Jaime dedicó unos minutos a considerar las palabras de Dubois.

– Tiene sentido lo que dice -respondió finalmente.

– Ahora Karen y Kevin le conducirán de nuevo al lugar donde se encontraron. Lamento las precauciones de seguridad, que quizá le puedan parecer ridículas, pero pronto podrá conocer la ubicación de este lugar y entenderá la necesidad de tenerlo en secreto. Por ahora sepa que ha estado en nuestro Monte Seguro y que sólo tienen acceso a él las personas comprometidas con nuestra organización. Disfrute del fin de semana y no se aleje mucho de Karen. Estoy seguro de que ella permanecerá muy cerca de usted.

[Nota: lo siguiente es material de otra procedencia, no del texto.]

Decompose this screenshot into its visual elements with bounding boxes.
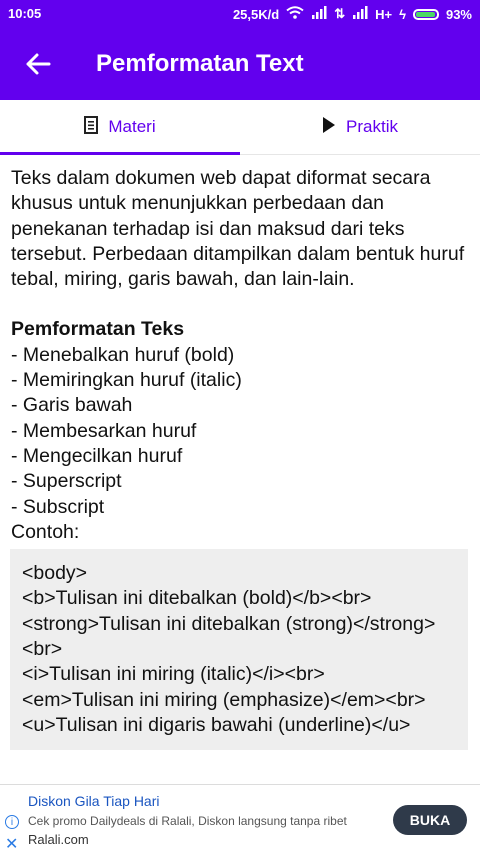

– ¿Por qué cree eso? -Jaime se preguntaba qué sabría Dubois de su romance con Karen. ¿Estaría su amor en los planes de los cátaros?

– Ella le ha apadrinado en su bautizo espiritual, lo que comporta una responsabilidad. Karen debería cancelar cualquier compromiso que tuviera este fin de semana para estar cerca de usted. Es un momento difícil y ella debe ayudarle. Kevin es igualmente responsable, pero me da la impresión de que usted va a preferir a Karen. -Luego de una pausa añadió con una sonrisa que no mitigaba su intensa mirada-: ¿Me equivoco.